CAPP off at music and physics festival

1 December 2000


In July 1994 Swedish musical personality Martin Engstrom launched the Verbier Festival and Academy in Valais, Switzerland, which has gone on to become a regular feature of the late-July arts calendar. This festival has attracted prominent figures from the musical and theatrical world, such as Zubin Mehta, Isaac Stern and Isabelle Huppert. It is now a valuable step on the ladder for aspiring young artists.

CERN physicist André Martin and his wife Schu knew Aspen, in the Rocky Mountains, where there is a very successful annual summer symbiosis of music, mountains and physics, with the famous Music Festival on one hand and the Aspen Center for Physics on the other. It was tempting to propose scientific activities in conjunction with the Verbier Music Festival.

In the summer of 2000 this was realized for the first time through a conference entitled CAPP (Cosmology and Astroparticle Physics) 2000, organized by Ruth Durrer, Juan Garcia-Bellido, André Martin and Misha Shaposhnikov. About 100 participants came from as far afield as Australia and Korea, to Verbier’s “Centre Culturel du Hameau”.

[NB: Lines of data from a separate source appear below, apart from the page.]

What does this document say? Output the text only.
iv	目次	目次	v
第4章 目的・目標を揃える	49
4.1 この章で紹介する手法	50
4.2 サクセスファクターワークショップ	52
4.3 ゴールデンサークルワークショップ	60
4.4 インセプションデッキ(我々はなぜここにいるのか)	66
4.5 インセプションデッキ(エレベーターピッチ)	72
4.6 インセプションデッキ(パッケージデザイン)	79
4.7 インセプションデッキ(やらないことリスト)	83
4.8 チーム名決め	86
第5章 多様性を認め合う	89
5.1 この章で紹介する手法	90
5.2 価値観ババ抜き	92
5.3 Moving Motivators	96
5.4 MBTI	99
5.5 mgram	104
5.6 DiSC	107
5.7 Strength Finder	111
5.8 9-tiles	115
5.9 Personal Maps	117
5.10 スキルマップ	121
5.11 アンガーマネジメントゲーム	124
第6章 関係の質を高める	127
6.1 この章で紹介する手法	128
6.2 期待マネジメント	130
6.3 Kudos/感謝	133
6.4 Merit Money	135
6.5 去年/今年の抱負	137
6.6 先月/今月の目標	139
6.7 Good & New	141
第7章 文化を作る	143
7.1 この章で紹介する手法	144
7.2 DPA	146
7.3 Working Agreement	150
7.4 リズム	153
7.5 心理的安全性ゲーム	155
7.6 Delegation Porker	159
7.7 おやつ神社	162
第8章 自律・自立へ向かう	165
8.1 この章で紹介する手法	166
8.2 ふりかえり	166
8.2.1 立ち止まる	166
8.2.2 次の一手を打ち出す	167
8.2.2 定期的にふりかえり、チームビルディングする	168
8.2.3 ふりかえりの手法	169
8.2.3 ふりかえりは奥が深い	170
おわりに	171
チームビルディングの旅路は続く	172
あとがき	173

Prestigious lecturers also came from all over the world. The programme covered both theoretical and experimental physics. One focus was the extremely accurate measurements of the structure of cosmic microwave background radiation by the balloon experiments Boomerang and Maxima at the South and North poles, respectively. This, combined with new measurements of the Hubble galactic recession parameter, leads to a picture of the universe which is asymptotically flat (W = 1), with an accelerating expansion, a non-vanishing cosmological constant and an age of between 14 and 18 billion years, fitting most inflationary models.

W = 1 is the result of W = 0.3 for matter and 0.7 for the vacuum. The former retains a need for invisible “dark matter”, also needed to explain the observed rotation of galaxies. Although definite cases of gravitational lensing have been seen (see Not enough stellar mass objects to fill the galactic halo?), their interpretation does not seem to fit with the Massive Astronomical Compact Halo Object (MACHO) picture.

On the other hand the Weakly Interacting Massive Particle (WIMP) interpretation of dark matter is still possible, which would also be an indication in favour of supersymmetry.

Among the projects for the future, more refined detectors of the cosmic microwave background such as the Planck mission and the Virgo project for detecting gravitational waves were described. Tremendous progress has been made in recent years thanks to the new instruments, and this looks set to continue. In particular the continued detailed analysis of fluctuations in the cosmic microwave background radiation will lead to a further confirmation of the inflationary models.

Returning to the music festival, a public lecture “L’Univers, passé, présent et futur” given in “Café Schubert” (where musicians attending the festival are habitually interviewed), was well received by an audience including Swiss Federal Councillor Pascal Couchepin.